Monday, January 21, 2008

The Clarkston International Bible Church

[This post was written in September, 2007 and moved to January 21, 2008 in observance of the King holiday.]

As a long-time resident of metro-Atlanta I am compelled to point to today's video and story in the New York Times about a local ministry, Clarkston International Bible Church. Formerly a Southern Baptist church, it is now an independent multi-ethnic congregation in one of the most diverse communities in the area. The Times video is well-done and only five minutes long. (So far they have not enabled You Tube to make the clip available for embedding, but these things take time. After all, it took a long time for the Times to discover how pointless it was to charge for Times Select.)

Clarkston, Georgia is inside the Perimeter very close to the DeKalb Farmers Market, one of the city's most colorful and important cultural attractions. My family and I have moved too far out to shop there now, but when Robert and Harry Blazer started their enterprise in town we were among their most faithful patrons. Starting on a vacant lot at Medlock Drive and Scott Blvd. in Decatur, selling fresh produce off the back of trucks, they put together one of the most impressive retail food outlets in the country. They grew too big for their original location and relocated to the present site which is as big as a warehouse. The brother Harry started a separate business on a similar model, appropriately called Harry's, which grew in the North Atlanta suburbs, but the Original DeKalb Farmers Market remained one of a kind with Robert in charge. The last time I was there I saw him talking with one of the staff in a conversation that lasted the whole time I was shopping. I have no idea what they were discussing, but I was impressed that his sense of priorities is balanced enough that he has all the time in the world to chew the fat with a retail clerk. I think that may have something to do with the success of the business.

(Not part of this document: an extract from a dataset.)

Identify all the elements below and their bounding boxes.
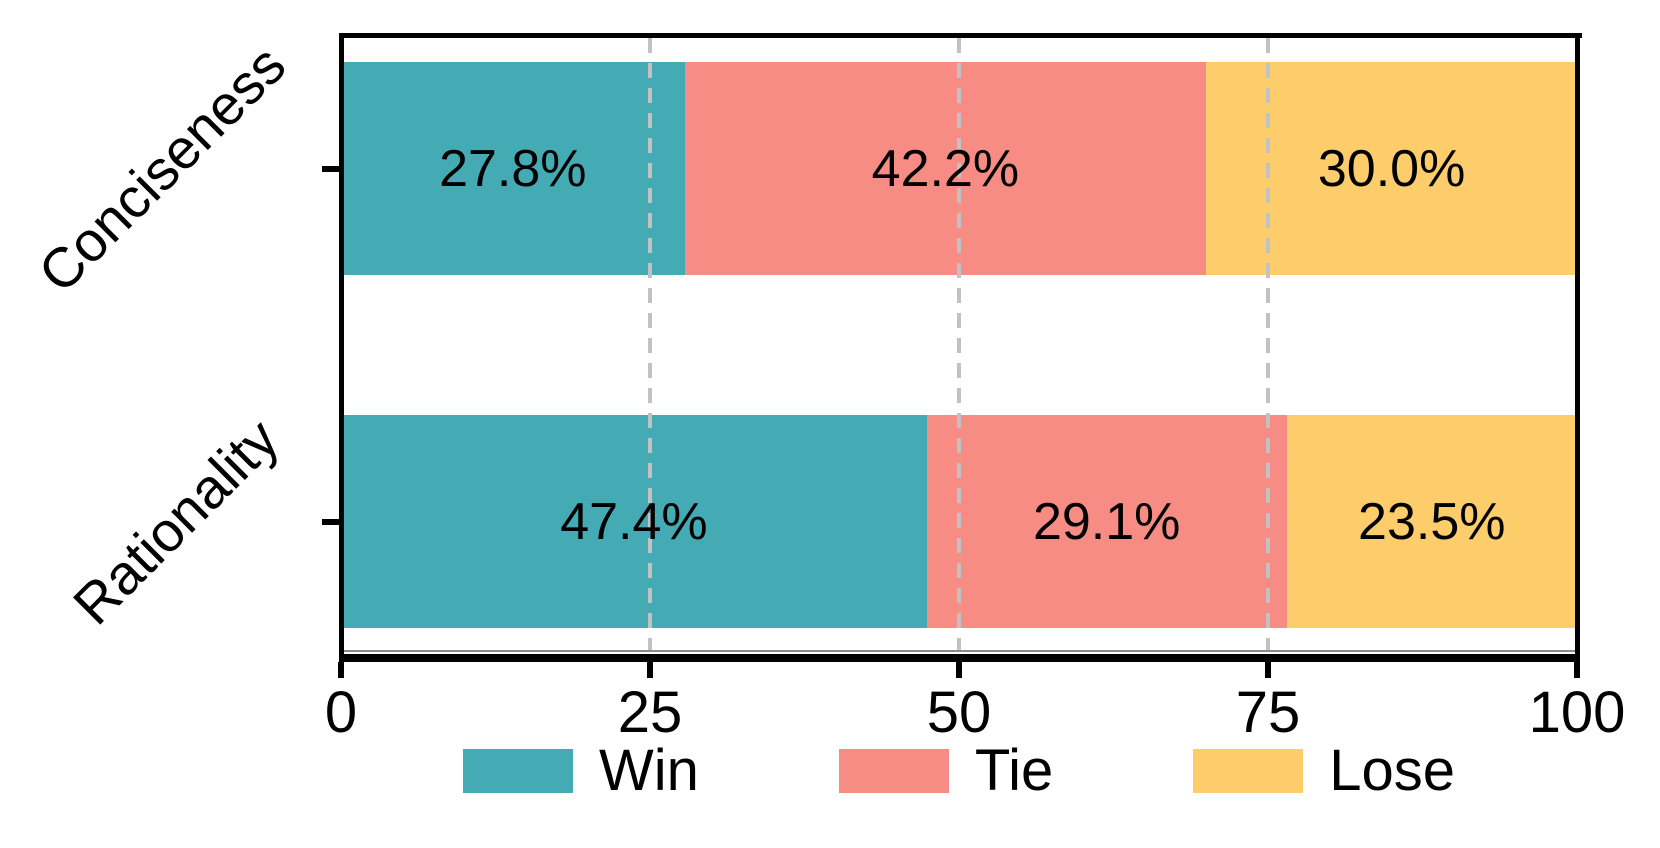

But this post is not about the market. This is about the church nearby. Watch the video and get a feel for what happens when old fashioned Southern Baptists decide that welcoming others from all parts of the world is an important part of building the Kingdom. This kind of ministry is not common, incidentally, but also not unique. My wife and I went to St. Jude's Episcopal Church in Marietta for a decade and experienced very much the same kind of cultural mix. Christians from all over the world have more in common than many isolated congregations imagine. By isolating themselves from their Christian brothers and sisters who don't speak or worship the same, they only succeed in limiting their vision of what the Church really is. As the preacher in the video concludes, we can expect Heaven to be a culturally mixed place.

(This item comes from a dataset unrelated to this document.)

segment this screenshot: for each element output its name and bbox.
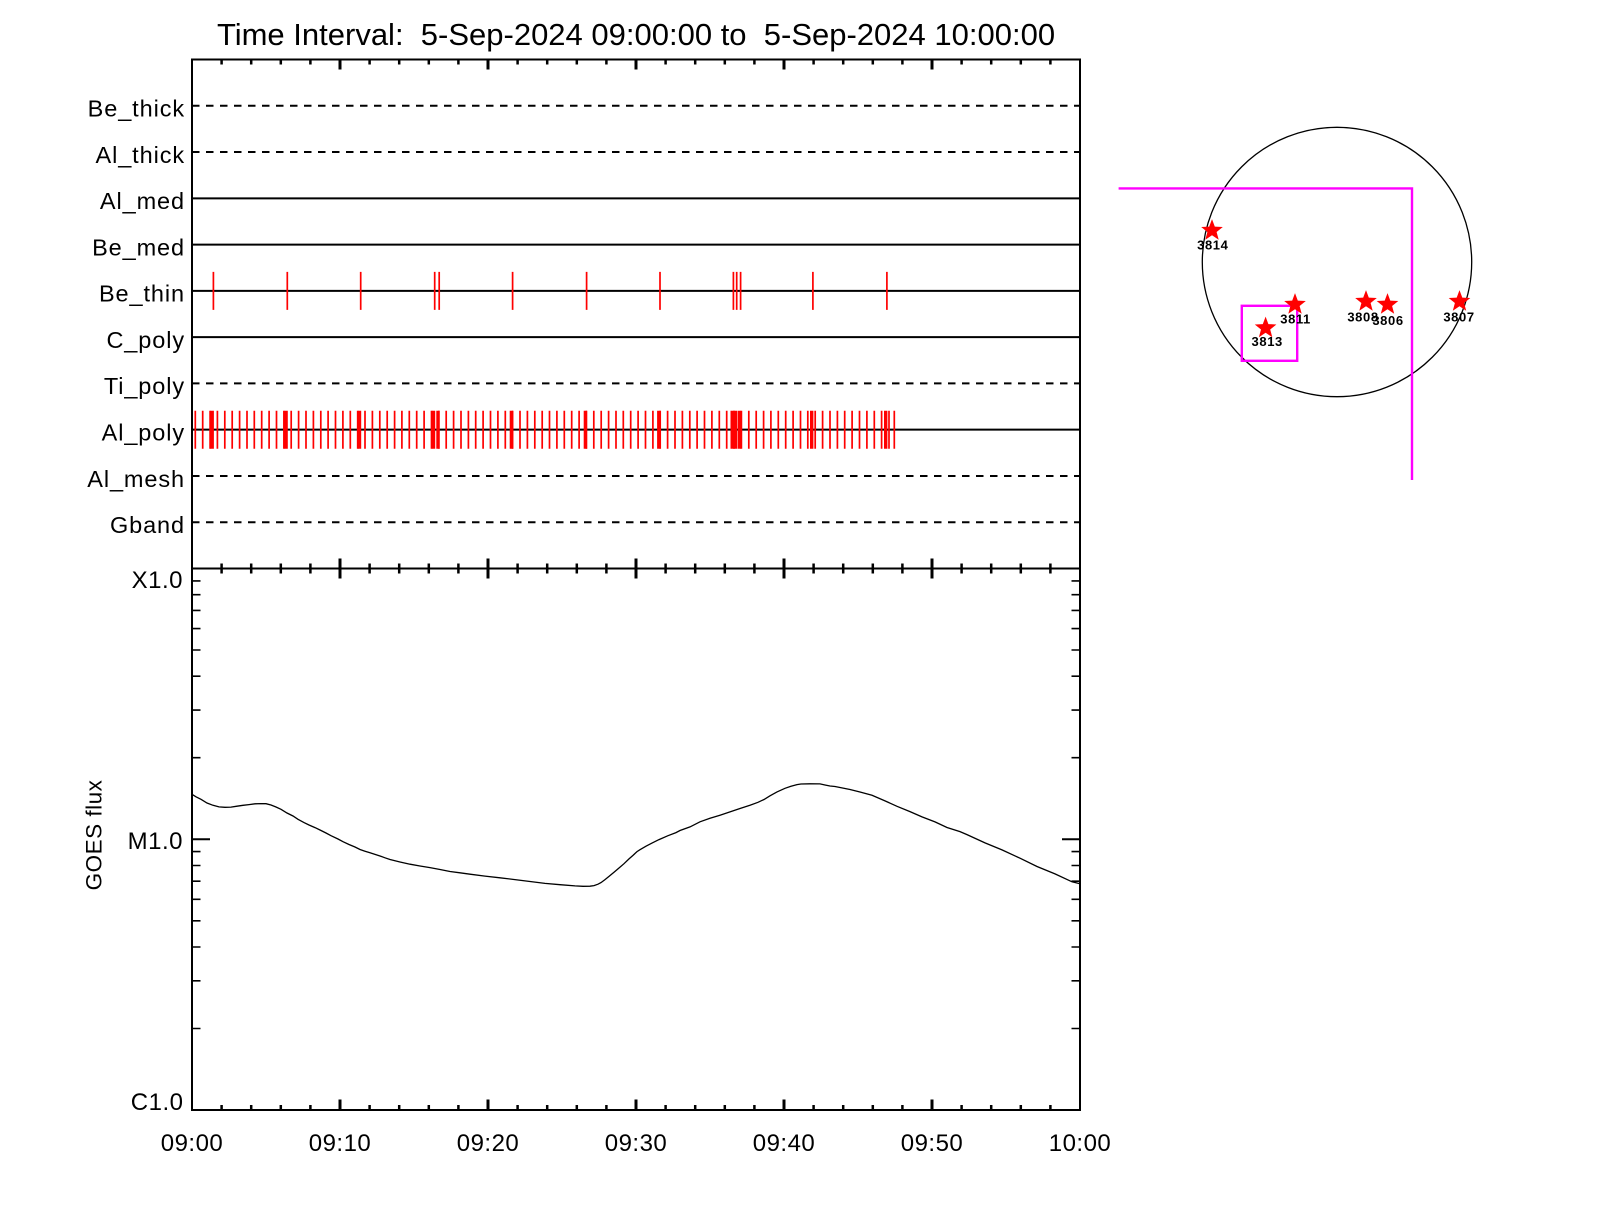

This church and the nearby DeKalb Farmers Market reflect an impressive international diversity. One reason for the success of the market is that from the beginning shoppers from all over the world could find products they wanted. Immigrant shoppers traveled long distances to shop there. Virtually anything available in North America was for sale at reasonable prices, including strange root crops and vegetables not found in most grocery store produce sections. Imported products from Asia and South America appeared along with those from Europe, Australia and New Zealand. In time they built an impressive wine selection. But the most impressive part of the market has always been the staff and a true international flavor. Flags from all over the world hang overhead and clerks speaking many languages in addition to English are everywhere. I have no idea how many countries are represented but the impression is that they compose a virtual United Nations in uniform.

No, I have no connection with the church, the market or the Chamber of Commerce. But yes, I can tell you if you have time when you are in Atlanta consider putting the DeKalb Farmers Market on your list of places to visit. Travelers from New York, San Francisco or other places with large immigrant populations may not be impressed. But you can be sure that places like this are a rich, new experience for lots of people here in the South. And churches like the one in Clarkston have a very important ministry and deserve recognition.


Anonymous said...

In the first paragraph you wrote "Formerly a Southern Baptist church, it is now an independent multi-ethnic congregation in one of the most diverse communities in the area."

CIBC is a "multi-ethnic congregation", but we are still a Southern Baptist Church.

We appreciate your interest and the comments you made.

We have a web site:

Please visit it sometime.

Charles Griffin
CBC/CIBC member for 37 years.

Hoots said...

Thanks for your comment. I stand corrected. That makes me proud to have been reared as a Southern Baptist myself. Much has changed over the forty-plus years I left for the Episcopal Church.

The Times article and video were published in September, 2007. Your comment and correction come in a timely way to remind readers of your ministry in connection with the MLK holiday. I'm moving this entry to January 21 for that observance.

I'm still hoping that someone at your church with the technical know-how will put up some You Tube videos. Yours is an important ministry that deserves to be better known and widely copied.